Die Frage ist (nur):
Haben wir ein Bewusstsein von dem Vorgang, der durch das Schenken ausgelöst wird – wenn ja, welchen, wenn nein, warum nicht? Um an diese Fragen heranzukommen bietet sich ein kleiner Test an:
Kategorisieren Sie folgende Vorgänge nach ihren sozial-ökonomischen Qualitäten. Welchen Vorgang sehen Sie als einen Schenkvorgang an und messen ihm eine besondere sozial-ökonomische Qualität zu? Je Vorgang, den Sie als einen Schenkvorgang betrachten, können Sie einen Punkt vergeben.
Kategorie A
1. Das Herausstellen von Sperrmüll.
2. Die gerichtlich verordnete Bußgeldzahlung.
3. Das Mitbringsel aus dem vierwöchigen Schwarzwald-Urlaub. (Schau, ich hab’ an dich gedacht und was Schönes mitgebracht …).

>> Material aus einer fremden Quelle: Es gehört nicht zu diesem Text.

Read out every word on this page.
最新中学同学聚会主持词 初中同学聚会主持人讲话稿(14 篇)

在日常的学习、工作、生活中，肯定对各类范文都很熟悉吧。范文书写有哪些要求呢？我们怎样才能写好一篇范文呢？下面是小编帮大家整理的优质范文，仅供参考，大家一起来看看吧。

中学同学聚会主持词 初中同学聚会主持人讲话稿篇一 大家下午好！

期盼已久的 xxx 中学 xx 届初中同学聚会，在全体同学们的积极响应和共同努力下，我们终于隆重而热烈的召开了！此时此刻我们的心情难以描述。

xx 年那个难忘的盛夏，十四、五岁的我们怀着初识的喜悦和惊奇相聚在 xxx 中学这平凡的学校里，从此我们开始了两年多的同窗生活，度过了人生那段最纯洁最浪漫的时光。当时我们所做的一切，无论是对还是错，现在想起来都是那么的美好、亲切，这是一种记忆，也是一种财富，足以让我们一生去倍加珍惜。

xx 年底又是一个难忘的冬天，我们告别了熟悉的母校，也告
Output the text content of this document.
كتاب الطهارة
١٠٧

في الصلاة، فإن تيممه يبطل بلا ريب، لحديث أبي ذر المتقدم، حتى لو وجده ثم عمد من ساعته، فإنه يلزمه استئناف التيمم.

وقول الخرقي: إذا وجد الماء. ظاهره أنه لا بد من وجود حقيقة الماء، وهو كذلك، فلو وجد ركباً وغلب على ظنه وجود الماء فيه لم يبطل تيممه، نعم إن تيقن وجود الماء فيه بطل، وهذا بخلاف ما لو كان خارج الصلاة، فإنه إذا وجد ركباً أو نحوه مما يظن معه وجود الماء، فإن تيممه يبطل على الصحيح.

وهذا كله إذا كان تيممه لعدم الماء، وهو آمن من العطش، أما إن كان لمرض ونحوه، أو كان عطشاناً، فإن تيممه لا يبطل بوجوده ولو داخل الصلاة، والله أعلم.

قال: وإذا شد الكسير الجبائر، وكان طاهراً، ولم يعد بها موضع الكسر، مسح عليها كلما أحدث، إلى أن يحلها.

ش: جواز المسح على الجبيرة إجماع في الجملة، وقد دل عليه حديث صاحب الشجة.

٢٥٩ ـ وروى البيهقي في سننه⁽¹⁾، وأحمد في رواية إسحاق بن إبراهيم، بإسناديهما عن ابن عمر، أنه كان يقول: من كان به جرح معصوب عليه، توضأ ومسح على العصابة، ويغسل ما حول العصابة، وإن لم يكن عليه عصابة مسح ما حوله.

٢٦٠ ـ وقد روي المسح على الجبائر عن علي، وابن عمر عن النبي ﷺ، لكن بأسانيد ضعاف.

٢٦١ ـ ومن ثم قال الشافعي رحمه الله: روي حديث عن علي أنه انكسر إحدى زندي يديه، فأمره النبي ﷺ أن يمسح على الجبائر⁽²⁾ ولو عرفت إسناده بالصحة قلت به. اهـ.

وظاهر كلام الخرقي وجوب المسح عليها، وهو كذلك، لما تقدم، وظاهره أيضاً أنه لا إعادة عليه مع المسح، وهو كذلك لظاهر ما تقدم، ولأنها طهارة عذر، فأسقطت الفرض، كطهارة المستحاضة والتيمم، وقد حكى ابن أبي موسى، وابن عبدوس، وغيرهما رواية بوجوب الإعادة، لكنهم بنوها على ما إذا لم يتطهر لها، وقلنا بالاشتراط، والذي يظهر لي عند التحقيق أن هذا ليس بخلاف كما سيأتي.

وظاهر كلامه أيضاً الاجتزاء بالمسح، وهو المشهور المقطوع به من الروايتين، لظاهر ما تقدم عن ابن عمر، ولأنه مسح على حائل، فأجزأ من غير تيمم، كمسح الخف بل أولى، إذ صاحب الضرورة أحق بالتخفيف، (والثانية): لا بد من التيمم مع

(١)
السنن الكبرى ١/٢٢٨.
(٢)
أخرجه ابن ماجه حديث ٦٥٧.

4. Die Einladung zum Dia-Abend (über den vierwöchigen Schwarzwald-Urlaub).
5. Die Gegeneinladung: Privat-Lesung aus dem (bisher noch) unveröffentlichten eigenen Gedichtband (ca. 100 Gedichte).
Kategorie B
6. Einen freundlichen Blick schenken …
7. Aufmerksamkeit schenken …
8. Fähigkeiten schenken …
9. Zeit schenken …
10. Gehör schenken …
Kategorie C
11. Die Ausbildungs- und Studienunterstützung.
12. Die Förderung des freien Geisteslebens, von Kunst und Kultur.
13. Die Vererbung.
14. Die Gründung einer Stiftung.
15. Einen kleinen Beitrag in der Zeitschrift Erziehungskunst schreiben.
Auswertung:
eine kleine Auswahl von Schenkertypen.
Zählen Sie die von Ihnen vergebenen Punkte zusammen – auch differenziert nach den genannten Kategorien. Viel Glück bei der Auswertung.
Sie haben vergeben …
15 Punkte: demnach dürften Sie eigentlich – materiell gesehen – nichts mehr besitzen (und werden wohl Ihrerseits zukünftig auf fremde Gaben angewiesen sein). Sie haben sich – sozial gesehen – voll und ganz der Welt zur Verfügung gestellt; also: eigentlich alles richtig gemacht. Kommen Sie gut über die Runden – Ihnen alles Gute weiterhin.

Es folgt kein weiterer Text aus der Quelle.